Les données racontent l'histoire d'une inversion spectaculaire. Un conglomérat qui jouissait autrefois d'un score de réputation de 9 sur 10 parmi les observateurs institutionnels a vu ce score chuter à seulement 3 sur 10 d'ici 2025. Les indicateurs de risque qui planaient à des niveaux bas et stables il y a quelques années ont grimpé fortement à mesure que les controverses s'accumulaient : les disputes sur les accords de coentreprise (JVA) de PrimeWater, les défaillances de service de SIPCOR, le retraitement comptable de Villar Land et l'effondrement soudain de la confiance des investisseurs. La courbe de capitalisation boursière pour Villar Land et AllDay illustre l'ampleur de la correction réputationnelle. Ce qui était autrefois un symbole d'expansion sans contrôle est devenu une étude de cas d'affirmation réglementaire.
Pour les investisseurs mondiaux évaluant les marchés philippins, la saga Villar de cette année est bien plus significative que les turbulences financières d'une seule famille. C'est une démonstration vivante que les régulateurs philippins commencent à montrer de véritables dents — et que les marchés de capitaux du pays entrent peut-être enfin dans une phase où la discipline d'évaluation, la performance de service et l'intégrité comptable comptent autant que l'accès politique. (À LIRE : L'ascension de Cynthia Villar : Comment la politique, l'argent et les réseaux l'ont propulsée au numéro 1)

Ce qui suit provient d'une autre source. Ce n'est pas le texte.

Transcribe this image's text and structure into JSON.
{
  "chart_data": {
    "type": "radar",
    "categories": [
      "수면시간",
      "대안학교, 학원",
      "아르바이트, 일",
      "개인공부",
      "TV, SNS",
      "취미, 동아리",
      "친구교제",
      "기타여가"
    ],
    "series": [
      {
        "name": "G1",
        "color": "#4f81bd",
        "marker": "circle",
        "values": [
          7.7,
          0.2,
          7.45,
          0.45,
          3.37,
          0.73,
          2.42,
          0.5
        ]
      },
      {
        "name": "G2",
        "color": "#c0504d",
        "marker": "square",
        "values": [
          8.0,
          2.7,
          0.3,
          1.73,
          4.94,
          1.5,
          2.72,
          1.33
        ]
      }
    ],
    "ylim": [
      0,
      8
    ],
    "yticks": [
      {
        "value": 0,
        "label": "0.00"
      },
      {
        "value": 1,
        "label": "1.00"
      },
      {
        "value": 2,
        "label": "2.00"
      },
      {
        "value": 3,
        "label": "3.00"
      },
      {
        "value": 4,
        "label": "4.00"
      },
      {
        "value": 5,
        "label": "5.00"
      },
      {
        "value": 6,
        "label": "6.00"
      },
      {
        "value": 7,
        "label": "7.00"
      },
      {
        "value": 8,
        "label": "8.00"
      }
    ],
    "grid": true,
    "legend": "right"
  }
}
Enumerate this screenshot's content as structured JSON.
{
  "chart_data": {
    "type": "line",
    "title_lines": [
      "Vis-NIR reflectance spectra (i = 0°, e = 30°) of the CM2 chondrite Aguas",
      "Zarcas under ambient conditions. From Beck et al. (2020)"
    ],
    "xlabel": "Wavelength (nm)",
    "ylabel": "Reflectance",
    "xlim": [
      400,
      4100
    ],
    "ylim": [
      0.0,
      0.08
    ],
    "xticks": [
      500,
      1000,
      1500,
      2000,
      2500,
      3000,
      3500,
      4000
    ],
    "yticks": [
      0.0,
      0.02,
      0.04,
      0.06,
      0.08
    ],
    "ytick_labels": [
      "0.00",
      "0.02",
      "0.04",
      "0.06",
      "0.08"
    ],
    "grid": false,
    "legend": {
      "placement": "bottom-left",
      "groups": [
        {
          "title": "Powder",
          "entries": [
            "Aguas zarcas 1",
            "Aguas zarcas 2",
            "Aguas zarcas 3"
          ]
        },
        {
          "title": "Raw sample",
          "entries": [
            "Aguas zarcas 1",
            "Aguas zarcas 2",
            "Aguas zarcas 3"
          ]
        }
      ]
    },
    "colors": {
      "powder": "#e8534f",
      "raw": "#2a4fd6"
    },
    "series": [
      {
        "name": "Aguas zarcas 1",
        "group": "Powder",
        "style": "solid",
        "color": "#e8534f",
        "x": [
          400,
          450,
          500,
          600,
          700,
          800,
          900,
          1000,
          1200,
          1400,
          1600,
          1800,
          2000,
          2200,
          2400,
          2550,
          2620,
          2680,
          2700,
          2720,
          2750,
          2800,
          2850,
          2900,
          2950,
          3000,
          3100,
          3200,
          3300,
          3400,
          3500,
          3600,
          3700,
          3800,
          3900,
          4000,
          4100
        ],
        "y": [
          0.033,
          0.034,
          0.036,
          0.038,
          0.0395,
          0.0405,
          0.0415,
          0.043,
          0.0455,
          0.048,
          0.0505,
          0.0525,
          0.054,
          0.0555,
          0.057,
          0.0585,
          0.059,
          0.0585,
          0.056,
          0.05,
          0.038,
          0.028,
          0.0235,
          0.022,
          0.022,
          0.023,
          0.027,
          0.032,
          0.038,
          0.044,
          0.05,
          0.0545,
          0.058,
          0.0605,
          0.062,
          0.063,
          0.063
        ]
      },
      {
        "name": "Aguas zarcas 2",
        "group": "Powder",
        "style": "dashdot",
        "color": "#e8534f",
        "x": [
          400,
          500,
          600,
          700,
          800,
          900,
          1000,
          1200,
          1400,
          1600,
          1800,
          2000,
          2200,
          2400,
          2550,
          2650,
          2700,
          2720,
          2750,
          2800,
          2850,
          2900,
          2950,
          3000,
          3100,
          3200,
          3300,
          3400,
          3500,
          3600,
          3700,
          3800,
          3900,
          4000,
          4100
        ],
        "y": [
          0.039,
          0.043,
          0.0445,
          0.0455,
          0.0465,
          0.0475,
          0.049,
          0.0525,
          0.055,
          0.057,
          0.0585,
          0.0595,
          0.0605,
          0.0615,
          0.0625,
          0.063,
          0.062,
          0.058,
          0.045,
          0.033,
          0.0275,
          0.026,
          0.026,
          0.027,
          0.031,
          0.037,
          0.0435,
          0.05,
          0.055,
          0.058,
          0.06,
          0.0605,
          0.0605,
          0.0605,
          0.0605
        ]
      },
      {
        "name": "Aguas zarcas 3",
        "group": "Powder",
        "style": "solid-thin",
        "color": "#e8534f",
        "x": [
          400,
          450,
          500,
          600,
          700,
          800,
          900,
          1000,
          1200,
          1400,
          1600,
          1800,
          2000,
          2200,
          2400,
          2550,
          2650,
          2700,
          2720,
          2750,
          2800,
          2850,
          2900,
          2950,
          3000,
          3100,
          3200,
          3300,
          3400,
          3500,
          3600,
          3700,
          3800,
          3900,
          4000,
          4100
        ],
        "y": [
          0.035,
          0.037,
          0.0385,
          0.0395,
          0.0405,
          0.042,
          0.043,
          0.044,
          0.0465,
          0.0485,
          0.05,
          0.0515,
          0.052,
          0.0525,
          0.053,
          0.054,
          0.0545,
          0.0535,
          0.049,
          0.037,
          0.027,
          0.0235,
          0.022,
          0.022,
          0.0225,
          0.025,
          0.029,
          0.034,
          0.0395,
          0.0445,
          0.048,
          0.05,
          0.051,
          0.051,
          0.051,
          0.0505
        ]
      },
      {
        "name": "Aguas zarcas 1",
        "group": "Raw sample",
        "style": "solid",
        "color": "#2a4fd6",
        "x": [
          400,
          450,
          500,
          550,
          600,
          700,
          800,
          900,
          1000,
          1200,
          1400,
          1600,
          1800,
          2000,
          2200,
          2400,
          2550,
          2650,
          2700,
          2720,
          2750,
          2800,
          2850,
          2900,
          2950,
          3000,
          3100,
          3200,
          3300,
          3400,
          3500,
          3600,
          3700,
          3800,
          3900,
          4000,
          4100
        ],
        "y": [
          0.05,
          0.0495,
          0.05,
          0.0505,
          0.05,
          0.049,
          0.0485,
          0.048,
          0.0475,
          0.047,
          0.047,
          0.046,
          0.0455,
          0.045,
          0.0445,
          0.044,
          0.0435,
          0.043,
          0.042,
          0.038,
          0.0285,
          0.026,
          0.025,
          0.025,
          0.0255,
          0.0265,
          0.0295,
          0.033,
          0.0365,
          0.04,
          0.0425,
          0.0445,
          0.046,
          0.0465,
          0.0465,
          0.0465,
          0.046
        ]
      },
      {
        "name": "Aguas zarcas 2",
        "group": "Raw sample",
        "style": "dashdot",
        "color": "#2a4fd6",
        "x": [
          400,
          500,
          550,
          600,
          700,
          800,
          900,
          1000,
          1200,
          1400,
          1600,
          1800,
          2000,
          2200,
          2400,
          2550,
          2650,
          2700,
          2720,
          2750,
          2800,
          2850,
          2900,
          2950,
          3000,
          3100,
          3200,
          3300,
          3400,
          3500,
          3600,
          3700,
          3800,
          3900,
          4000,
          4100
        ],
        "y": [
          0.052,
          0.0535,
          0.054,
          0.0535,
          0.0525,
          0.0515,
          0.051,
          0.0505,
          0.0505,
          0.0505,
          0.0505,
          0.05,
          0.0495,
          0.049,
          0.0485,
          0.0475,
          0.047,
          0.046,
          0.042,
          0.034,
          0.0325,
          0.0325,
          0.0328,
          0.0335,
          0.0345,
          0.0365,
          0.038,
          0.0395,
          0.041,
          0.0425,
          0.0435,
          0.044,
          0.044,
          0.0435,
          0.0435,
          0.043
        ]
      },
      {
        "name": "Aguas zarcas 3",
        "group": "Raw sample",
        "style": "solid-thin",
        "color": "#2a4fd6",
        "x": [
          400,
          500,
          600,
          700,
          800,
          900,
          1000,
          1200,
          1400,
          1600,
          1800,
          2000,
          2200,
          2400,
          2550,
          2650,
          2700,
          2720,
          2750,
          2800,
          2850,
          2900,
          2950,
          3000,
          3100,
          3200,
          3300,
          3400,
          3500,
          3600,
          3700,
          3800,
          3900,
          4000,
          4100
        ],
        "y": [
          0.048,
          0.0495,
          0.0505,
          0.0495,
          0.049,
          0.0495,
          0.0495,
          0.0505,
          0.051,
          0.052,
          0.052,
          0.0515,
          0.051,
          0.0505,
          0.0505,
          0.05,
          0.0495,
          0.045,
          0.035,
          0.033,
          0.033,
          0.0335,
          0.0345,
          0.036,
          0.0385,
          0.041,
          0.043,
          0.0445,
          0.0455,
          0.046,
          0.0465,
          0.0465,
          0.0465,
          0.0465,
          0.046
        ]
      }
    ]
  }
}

L'ironie est frappante : la chute du Groupe Villar de sa position autrefois intouchable pourrait finir par renforcer le récit d'investissement des Philippines plutôt que de l'affaiblir. En affirmant leur contrôle sur les pratiques d'évaluation, la performance des services publics et la responsabilité publique, les régulateurs ont signalé un changement vers une surveillance de marché plus crédible. Et les conglomérats avec des structures de gouvernance faibles sont maintenant avertis.
En fin de compte, l'année qui a humilié le Groupe Villar pourrait être rappelée non pas simplement comme l'histoire d'un empire milliardaire sous pression, mais comme un moment déterminant où les institutions philippines ont commencé à rééquilibrer les échelles entre influence et responsabilité. L'empire est loin de s'effondrer, mais la mythologie qui l'entoure l'a fait. Ce qui reste est un conglomérat forcé à la transparence, un système réglementaire enhardi et un marché nouvellement éveillé au coût du risque de gouvernance.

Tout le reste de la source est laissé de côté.